Bandit acts as something of a bridge between Best’s and Syr’Nj’s sequences, and this chase will start pulling other story threads closer together. But it is worth asking, from a character point of view, why there needs to be a chase. For a master thief, Bandit has picked a public target of little value and attracted as much attention as possible doing it. The only advantage she has, besides speed and her small size, is that the market is a busy place and easy to lose people in. Perhaps she recognized that Syr’Nj was a wood elf and therefore not a target that anyone else in this human-filled market would defend? Even so, she could have stolen Syr’s purse while she was distracted bending the vendor’s ear, and Syr wouldn’t have noticed.

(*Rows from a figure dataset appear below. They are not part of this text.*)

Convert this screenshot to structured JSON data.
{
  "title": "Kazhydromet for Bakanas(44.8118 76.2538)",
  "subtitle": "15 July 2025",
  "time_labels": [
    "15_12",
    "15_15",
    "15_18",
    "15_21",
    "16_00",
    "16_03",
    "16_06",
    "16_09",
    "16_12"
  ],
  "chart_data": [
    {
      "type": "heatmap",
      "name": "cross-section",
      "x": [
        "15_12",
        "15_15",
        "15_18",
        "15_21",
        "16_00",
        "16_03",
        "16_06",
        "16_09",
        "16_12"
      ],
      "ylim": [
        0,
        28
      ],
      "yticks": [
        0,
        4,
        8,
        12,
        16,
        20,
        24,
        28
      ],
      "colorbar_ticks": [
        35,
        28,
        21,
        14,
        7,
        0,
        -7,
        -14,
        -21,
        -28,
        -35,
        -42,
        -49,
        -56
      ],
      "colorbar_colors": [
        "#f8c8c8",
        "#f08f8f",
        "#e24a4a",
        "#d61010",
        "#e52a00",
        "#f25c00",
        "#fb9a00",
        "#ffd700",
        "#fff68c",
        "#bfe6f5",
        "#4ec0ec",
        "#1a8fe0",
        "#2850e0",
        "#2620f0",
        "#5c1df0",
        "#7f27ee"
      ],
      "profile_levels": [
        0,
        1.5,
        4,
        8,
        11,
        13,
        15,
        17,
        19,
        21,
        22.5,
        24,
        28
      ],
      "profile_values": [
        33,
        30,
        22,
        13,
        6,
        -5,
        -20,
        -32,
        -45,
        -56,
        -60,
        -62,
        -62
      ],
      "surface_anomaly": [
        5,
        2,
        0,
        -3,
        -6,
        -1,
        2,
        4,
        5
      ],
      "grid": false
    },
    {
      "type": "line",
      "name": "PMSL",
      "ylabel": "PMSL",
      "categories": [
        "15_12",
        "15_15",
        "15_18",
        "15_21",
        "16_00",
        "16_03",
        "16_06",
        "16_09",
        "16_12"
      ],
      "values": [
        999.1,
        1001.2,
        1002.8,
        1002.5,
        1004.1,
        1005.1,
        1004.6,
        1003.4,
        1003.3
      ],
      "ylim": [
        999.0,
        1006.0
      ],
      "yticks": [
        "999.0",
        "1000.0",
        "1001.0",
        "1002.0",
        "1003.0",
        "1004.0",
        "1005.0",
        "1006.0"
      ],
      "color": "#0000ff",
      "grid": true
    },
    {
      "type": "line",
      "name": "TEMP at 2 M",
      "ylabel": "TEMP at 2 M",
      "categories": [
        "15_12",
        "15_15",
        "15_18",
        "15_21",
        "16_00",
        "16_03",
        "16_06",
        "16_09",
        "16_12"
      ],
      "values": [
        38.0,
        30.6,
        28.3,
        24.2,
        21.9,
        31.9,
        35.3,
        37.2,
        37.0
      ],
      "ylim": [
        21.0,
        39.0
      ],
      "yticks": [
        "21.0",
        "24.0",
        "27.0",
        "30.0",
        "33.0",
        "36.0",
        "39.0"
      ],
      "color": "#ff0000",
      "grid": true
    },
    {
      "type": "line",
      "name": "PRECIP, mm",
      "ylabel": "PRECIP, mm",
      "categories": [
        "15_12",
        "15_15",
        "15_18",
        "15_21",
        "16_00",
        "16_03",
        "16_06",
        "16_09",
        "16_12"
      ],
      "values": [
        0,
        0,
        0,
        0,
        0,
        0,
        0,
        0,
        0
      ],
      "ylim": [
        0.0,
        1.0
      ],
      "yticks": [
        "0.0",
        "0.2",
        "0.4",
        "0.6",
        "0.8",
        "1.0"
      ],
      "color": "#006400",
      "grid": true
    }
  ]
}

If you take the “in-game” view, which I started resisting almost immediately but Phil (who wrote this scene) was more prone to do, then Bandit’s actions make more sense. Somewhere, Bandit’s player is picking a chase scene with this other player’s character as a way of introducing herself. Why would she take the theft any more seriously than that? It’s just a game. But whatever remains of Syr’Nj’s player is fully immersed in Syr’Nj, and feeling the sting of this society, even its nonhuman members, casually victimizing her.

Out of game, the best explanation I can give is that Bandit is getting bored and needs to prove she’s still got it by giving herself a handicap.